It has happened to many of us: sending texts that end up being misinterpreted. This confusion usually happens because words were read in a different tone, the lack of social cues making communication more difficult. But we do have a well-known tool that can be of help when correctly used online – emojis. How did they appear and how have they changed online interaction?
A short history of the emoji
The creation of the emoji happened in the late 90s in Japan. Its translation means pictogram or pictograph, the word remaining the same throughout the years and keeping its Japanese origins. The story of the emoji begins with Shigetaka Kurita, who was working for a Japanese mobile company called Docomo. At that time, the company had already made the heart emoji available for their Pocket Bell devices, which were heavily used by the local youth. But there was a desire to create something even bigger – something that can be beneficial for the majority of mobile users and hook them.
Kurita wanted to create a technological feature that could easily convey information, but with less word usage. What stands at the base of this creation is the Japanese language, which played an important role. At that time, writing letters in Japanese included longer expressions that showed cordiality and respect towards the receiver. Because emails approached a shorter writing style, some modernly written expressions led to confusion. ‘Emailed expressions’ could have been interpreted by the receiver in many ways. These misunderstandings instigated a need for something that could convey more tone, nuance and emotion to the text. Therefore, Kurita thought of using small images, designing them in such a way so that they could represent commonly used information and familiar facial expressions. This led to the design of a total of 176 emojis that were possible to select within the i-mode platform (also owned by Docomo). The platform was about to be one of the most popular and complex platforms at that time.
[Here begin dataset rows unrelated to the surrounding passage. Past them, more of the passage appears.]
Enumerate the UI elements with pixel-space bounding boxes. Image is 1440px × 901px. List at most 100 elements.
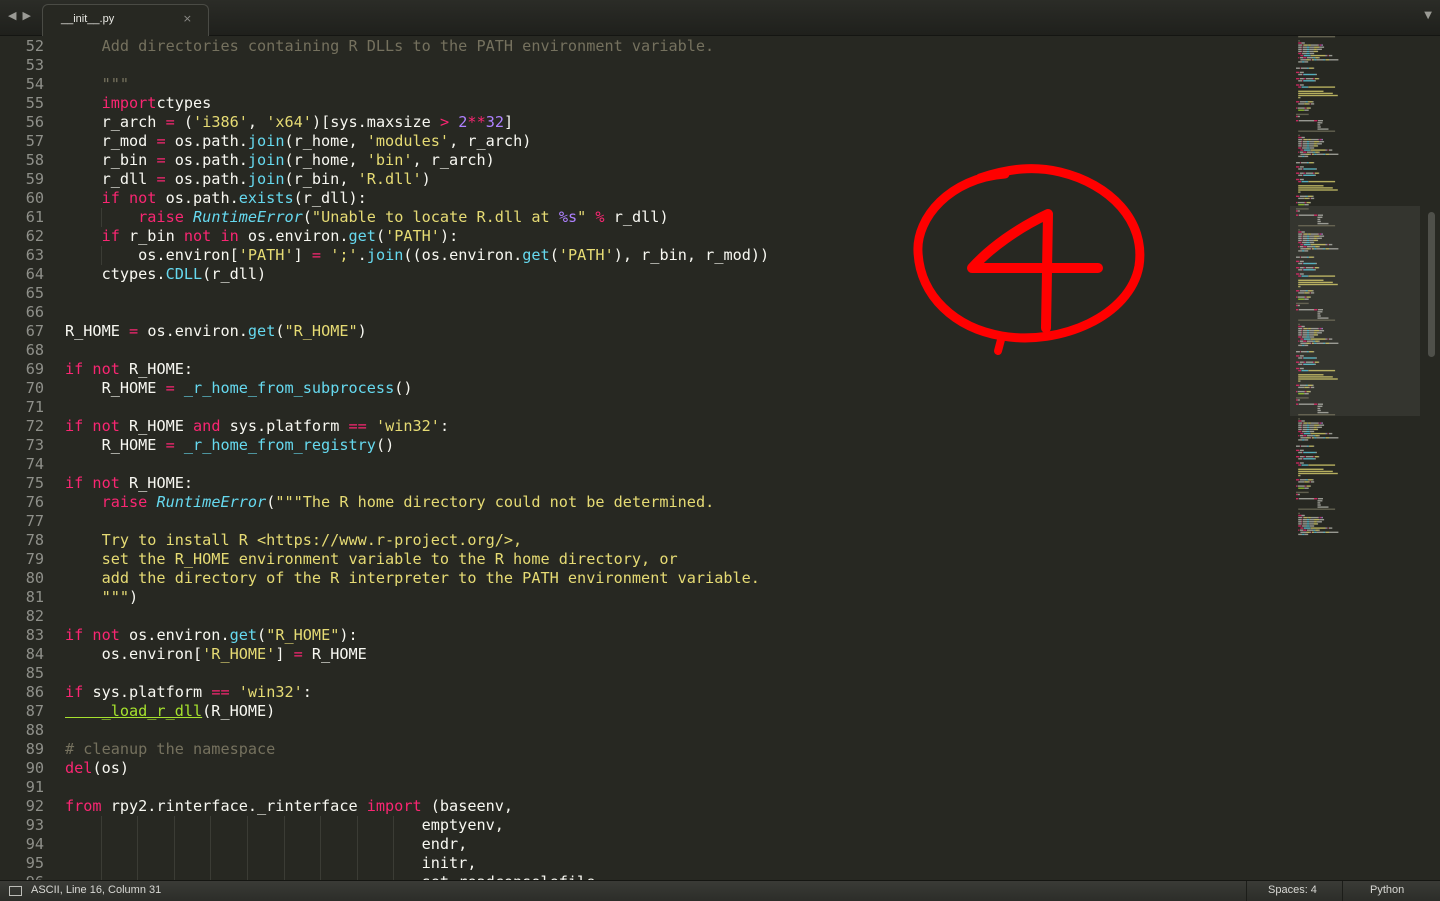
minimap-line (1306, 241, 1310, 244)
forward-arrow-icon[interactable]: ▶ (22, 9, 36, 22)
code-line[interactable]: from rpy2.rinterface._rinterface import … (65, 797, 513, 816)
minimap-line (1300, 531, 1307, 533)
minimap-line (1313, 239, 1318, 242)
code-line[interactable]: if not R_HOME: (65, 360, 193, 379)
code-line[interactable]: r_bin = os.path.join(r_home, 'bin', r_ar… (65, 151, 495, 170)
code-line[interactable]: ctypes.CDLL(r_dll) (65, 265, 267, 284)
code-line[interactable]: os.environ['R_HOME'] = R_HOME (65, 645, 367, 664)
minimap-line (1298, 369, 1301, 372)
code-line[interactable]: if not R_HOME: (65, 474, 193, 493)
vertical-scrollbar[interactable] (1428, 212, 1435, 357)
code-line[interactable]: if not R_HOME and sys.platform == 'win32… (65, 417, 449, 436)
minimap-line (1307, 340, 1314, 342)
editor-area[interactable]: 52 53 54 55 56 57 58 59 60 61 62 63 64 65 66 67 68 69 70 71… (0, 36, 1440, 880)
minimap-line (1314, 435, 1316, 437)
code-line[interactable]: r_mod = os.path.join(r_home, 'modules', … (65, 132, 532, 151)
code-token: % (595, 208, 605, 226)
minimap-line (1303, 243, 1311, 246)
code-line[interactable]: raise RuntimeError("""The R home directo… (65, 493, 715, 512)
minimap-line (1314, 424, 1320, 426)
indentation-setting[interactable]: Spaces: 4 (1268, 884, 1317, 896)
minimap[interactable] (1290, 36, 1420, 880)
minimap-line (1309, 50, 1314, 53)
minimap-line (1326, 338, 1328, 340)
code-line[interactable]: Try to install R <https://www.r-project.… (65, 531, 523, 550)
minimap-line (1309, 241, 1315, 244)
minimap-line (1302, 52, 1307, 55)
minimap-line (1310, 248, 1312, 250)
code-token: join (366, 246, 404, 264)
code-line[interactable]: if not os.environ.get("R_HOME"): (65, 626, 358, 645)
minimap-line (1325, 527, 1327, 529)
code-line[interactable]: raise RuntimeError("Unable to locate R.d… (65, 208, 668, 227)
code-line[interactable]: if not os.path.exists(r_dll): (65, 189, 367, 208)
minimap-line (1296, 399, 1298, 401)
panel-toggle-icon[interactable] (9, 886, 22, 896)
tab-menu-icon[interactable]: ▼ (1424, 10, 1432, 21)
code-line[interactable]: endr, (65, 835, 468, 854)
minimap-line (1306, 59, 1310, 61)
line-number: 75 (25, 474, 44, 492)
code-line[interactable]: r_arch = ('i386', 'x64')[sys.maxsize > 2… (65, 113, 514, 132)
minimap-line (1298, 393, 1305, 395)
minimap-line (1299, 162, 1301, 164)
minimap-line (1298, 378, 1338, 380)
minimap-line (1310, 292, 1315, 294)
minimap-line (1309, 336, 1315, 338)
code-line[interactable]: R_HOME = _r_home_from_registry() (65, 436, 395, 455)
code-line[interactable]: Add directories containing R DLLs to the… (65, 37, 715, 56)
minimap-line (1310, 44, 1319, 46)
code-token: rpy2.rinterface._rinterface (101, 797, 367, 815)
minimap-line (1298, 418, 1300, 420)
code-token: raise (65, 208, 184, 226)
code-line[interactable]: if sys.platform == 'win32': (65, 683, 312, 702)
back-arrow-icon[interactable]: ◀ (8, 9, 22, 22)
syntax-selector[interactable]: Python (1370, 884, 1404, 896)
tab-nav-arrows[interactable]: ◀▶ (8, 9, 37, 22)
code-token: ] (504, 113, 514, 131)
minimap-line (1315, 57, 1319, 59)
code-line[interactable]: R_HOME = _r_home_from_subprocess() (65, 379, 413, 398)
code-line[interactable]: r_dll = os.path.join(r_bin, 'R.dll') (65, 170, 431, 189)
minimap-line (1303, 357, 1316, 359)
minimap-line (1307, 57, 1314, 59)
minimap-line (1310, 342, 1312, 344)
code-line[interactable]: """) (65, 588, 139, 607)
code-token: 32 (485, 113, 505, 131)
minimap-line (1309, 523, 1314, 525)
minimap-line (1303, 516, 1307, 519)
cursor-position[interactable]: ASCII, Line 16, Column 31 (31, 884, 161, 896)
minimap-line (1308, 195, 1313, 197)
minimap-line (1321, 44, 1323, 46)
code-line[interactable]: # cleanup the namespace (65, 740, 275, 759)
close-icon[interactable]: × (183, 12, 192, 25)
code-line[interactable]: initr, (65, 854, 477, 873)
minimap-line (1299, 449, 1304, 452)
code-line[interactable]: importctypes (65, 94, 212, 113)
code-line[interactable]: add the directory of the R interpreter t… (65, 569, 760, 588)
minimap-line (1301, 86, 1309, 88)
code-line[interactable]: if r_bin not in os.environ.get('PATH'): (65, 227, 459, 246)
code-line[interactable]: set the R_HOME environment variable to t… (65, 550, 678, 569)
minimap-line (1310, 103, 1315, 105)
indent-guide (356, 816, 358, 835)
minimap-line (1299, 340, 1304, 342)
minimap-line (1296, 367, 1300, 370)
code-line[interactable]: R_HOME = os.environ.get("R_HOME") (65, 322, 367, 341)
code-line[interactable]: _load_r_dll(R_HOME) (65, 702, 276, 721)
code-line[interactable]: """ (65, 75, 129, 94)
status-bar: ASCII, Line 16, Column 31 Spaces: 4 Pyth… (0, 880, 1440, 901)
minimap-line (1302, 430, 1307, 433)
minimap-line (1304, 155, 1309, 158)
minimap-line (1296, 445, 1300, 447)
code-line[interactable]: os.environ['PATH'] = ';'.join((os.enviro… (65, 246, 769, 265)
file-tab[interactable]: __init__.py × (42, 4, 209, 36)
minimap-line (1307, 50, 1310, 53)
minimap-line (1327, 432, 1329, 435)
code-line[interactable]: set_readconsolefile, (65, 873, 605, 880)
minimap-line (1298, 420, 1302, 422)
code-token: R_HOME: (119, 360, 194, 378)
line-number: 73 (25, 436, 44, 454)
minimap-line (1301, 334, 1303, 336)
code-line[interactable]: del(os) (65, 759, 129, 778)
Emojis are now coded in a way that they can be used almost all over the world. This happened because Unicode, which supports and standardizes languages throughout code, adopted emojis and indexed them. As it became possible for languages to be written and read around the Internet, starting from 2010, emojis were also “transformed” to be compatible for multiple technologies.
Roles of the emoji and their usage
More than 10 years have passed and most of us use emojis on a daily basis. This is, of course, a captivating happening for communication researchers. Various papers have been published in an attempt to find the whys and hows behind online language use. Riordan (2017a) stated that there are two primary roles of emojis and emoticons: (1) they are communicating affect and (2) they disambiguate the message. The lack of non-verbal cues in texting asks for the help of these on-screen visuals, which have a compensatory role. There are different types of emojis, though. What about the usage of the ones with and without a face? In another study by Riordan (2017b), we are shown that both types of emojis boost positive affect perception. This came as remarkable because the non-face emojis do not depict the expression of an emotion, but rather, objects. Therefore, these tiny images somehow do make us feel better when used right.
The popularity of these small images tells us even more. Reports from Unicode, Facebook and Twitter in the past years, revealed that their Top 10s mostly have emojis with faces. Some of the most frequently used ones in the past years are the face with tears of joy, red heart, loudly crying face and smiling face with heart-eyes. Surprisingly, it seems like the heart has kept its popularity since the Japanese Pocket Bell devices. And it is not only about its usage within text, but we see it as a reaction on other platforms too. It looks like we are fools for giving and receiving online love – or at least we are made to be like that.
Create to better communicate
Whereas emojis are given for people to use, it is also possible to create one yourself. Ever wanted to use an emoji that you could not find on your keyboard? Well, every year, new ones are released and people are given the chance to make a proposal to Unicode with an original idea. The proposal needs to be 10 pages long and it should explain, with strong arguments and being backed up by data, why that design is needed. In an article on Business Insider, Sebastián Delmont, one of the people who had their emojis accepted, gave some advice on making strong proposals. Firstly, the emoji needs to be one “that people will use frequently”. Secondly, it should be “specific enough to warrant a separate image and not general enough to be confused with other things that are not that emoji”. Looking at the emojis accepted for 2020 it seems like an easy job. If you are a creative person, do not hesitate to design one yourself!